Last week we brought you the school's first line of defense after the story went viral. Speaking with a local news affiliate, Milton Hershey officials said they turned away an HIV-positive applicant because they had to "protect our children."
Now, via a statement posted to the school's website, Milton Hershey has widened its net of justifications in light of the lawsuit lofted against it.
Reads part of the statement:
The School decided that it could not admit the student who uses the pseudonym Abraham Smith due to factors relating to his HIV-positive status. This decision was not made based on bias or ignorance. We considered a number of factors relating to the risks posed to the health and safety of others, and our ability to reduce those risks and maintain confidentiality in our unique residential environment.

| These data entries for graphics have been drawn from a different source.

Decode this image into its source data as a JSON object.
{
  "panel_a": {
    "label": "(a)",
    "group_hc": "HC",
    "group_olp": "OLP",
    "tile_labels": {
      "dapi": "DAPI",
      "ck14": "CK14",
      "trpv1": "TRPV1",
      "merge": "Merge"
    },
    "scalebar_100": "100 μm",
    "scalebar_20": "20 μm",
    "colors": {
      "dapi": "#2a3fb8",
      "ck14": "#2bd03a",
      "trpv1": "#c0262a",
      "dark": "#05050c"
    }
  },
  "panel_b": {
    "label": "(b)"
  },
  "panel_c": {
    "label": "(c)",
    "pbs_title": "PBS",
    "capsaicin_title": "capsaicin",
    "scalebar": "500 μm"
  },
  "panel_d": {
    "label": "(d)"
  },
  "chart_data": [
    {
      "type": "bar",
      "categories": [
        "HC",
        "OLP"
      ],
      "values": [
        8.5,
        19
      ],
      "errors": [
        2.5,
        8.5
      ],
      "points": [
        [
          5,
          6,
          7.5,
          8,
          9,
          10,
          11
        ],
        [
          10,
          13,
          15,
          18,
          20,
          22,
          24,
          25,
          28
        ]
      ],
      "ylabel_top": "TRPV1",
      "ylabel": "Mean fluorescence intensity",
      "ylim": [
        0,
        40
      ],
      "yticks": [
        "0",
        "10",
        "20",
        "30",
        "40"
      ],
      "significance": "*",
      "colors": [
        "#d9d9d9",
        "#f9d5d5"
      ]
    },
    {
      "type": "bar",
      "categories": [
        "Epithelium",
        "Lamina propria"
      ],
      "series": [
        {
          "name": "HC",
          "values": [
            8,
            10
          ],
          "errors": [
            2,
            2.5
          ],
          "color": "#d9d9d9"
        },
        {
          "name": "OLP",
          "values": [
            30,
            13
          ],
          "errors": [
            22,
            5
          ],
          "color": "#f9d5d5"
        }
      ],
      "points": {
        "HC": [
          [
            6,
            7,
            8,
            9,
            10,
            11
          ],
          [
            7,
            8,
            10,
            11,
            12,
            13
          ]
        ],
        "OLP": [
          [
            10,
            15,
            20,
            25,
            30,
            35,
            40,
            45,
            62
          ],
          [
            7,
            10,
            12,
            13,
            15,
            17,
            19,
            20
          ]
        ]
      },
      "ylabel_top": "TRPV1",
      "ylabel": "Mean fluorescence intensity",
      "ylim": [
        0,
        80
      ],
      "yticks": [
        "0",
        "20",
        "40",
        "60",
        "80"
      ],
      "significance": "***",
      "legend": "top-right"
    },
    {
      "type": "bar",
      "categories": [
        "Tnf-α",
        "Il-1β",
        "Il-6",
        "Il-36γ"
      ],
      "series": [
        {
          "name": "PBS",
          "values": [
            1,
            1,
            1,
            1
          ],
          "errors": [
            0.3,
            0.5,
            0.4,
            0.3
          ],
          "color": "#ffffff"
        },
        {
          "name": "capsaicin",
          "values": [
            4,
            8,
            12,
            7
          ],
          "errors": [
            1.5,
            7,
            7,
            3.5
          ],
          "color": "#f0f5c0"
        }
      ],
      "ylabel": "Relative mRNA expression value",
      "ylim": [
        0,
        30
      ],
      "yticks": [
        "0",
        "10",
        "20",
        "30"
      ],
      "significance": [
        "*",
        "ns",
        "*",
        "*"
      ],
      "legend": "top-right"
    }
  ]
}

We know that HIV is not transmitted through casual contact and, thankfully, that universal precautions can address the concerns of transmission in a typical school environment. Our unique environment, however, also poses unique concerns. A significant concern is that HIV can be transmitted through sexual contact. We systematically encourage abstinence, and we educate our children on sexual health issues. But, as special as they are, our teenagers are the same as teens all across the country. Despite our best efforts, some of our students will engage in sexual activity with one another. Given our residential setting, when they do, they will be doing so on our watch.
We understand that the risks presented by an HIV-positive individual who is on medication are low. Taking all these and other factors in consideration, including the fact that we would be prohibited by law from informing our community of the young man's HIV-positive status, we concluded that the risk was significant, and rose to the level of a direct threat to the health and safety of others. Our first obligation is to protect the students already in our care. If we knowingly admitted a student with HIV, and that student ultimately had sexual relations with another student that led to the transmission of HIV, we believe we would have failed in meeting our obligation.
Sure, it's cool that Milton Hershey—unlike many other esteemed educational institutions—doesn't ignore the fact that its teenage students are sexually active; however, by its own reasoning, shouldn't the school therefore regularly test all students and applicants for any kind of STDI? Or does this still simply boil down to a raging case of HIV-phobia?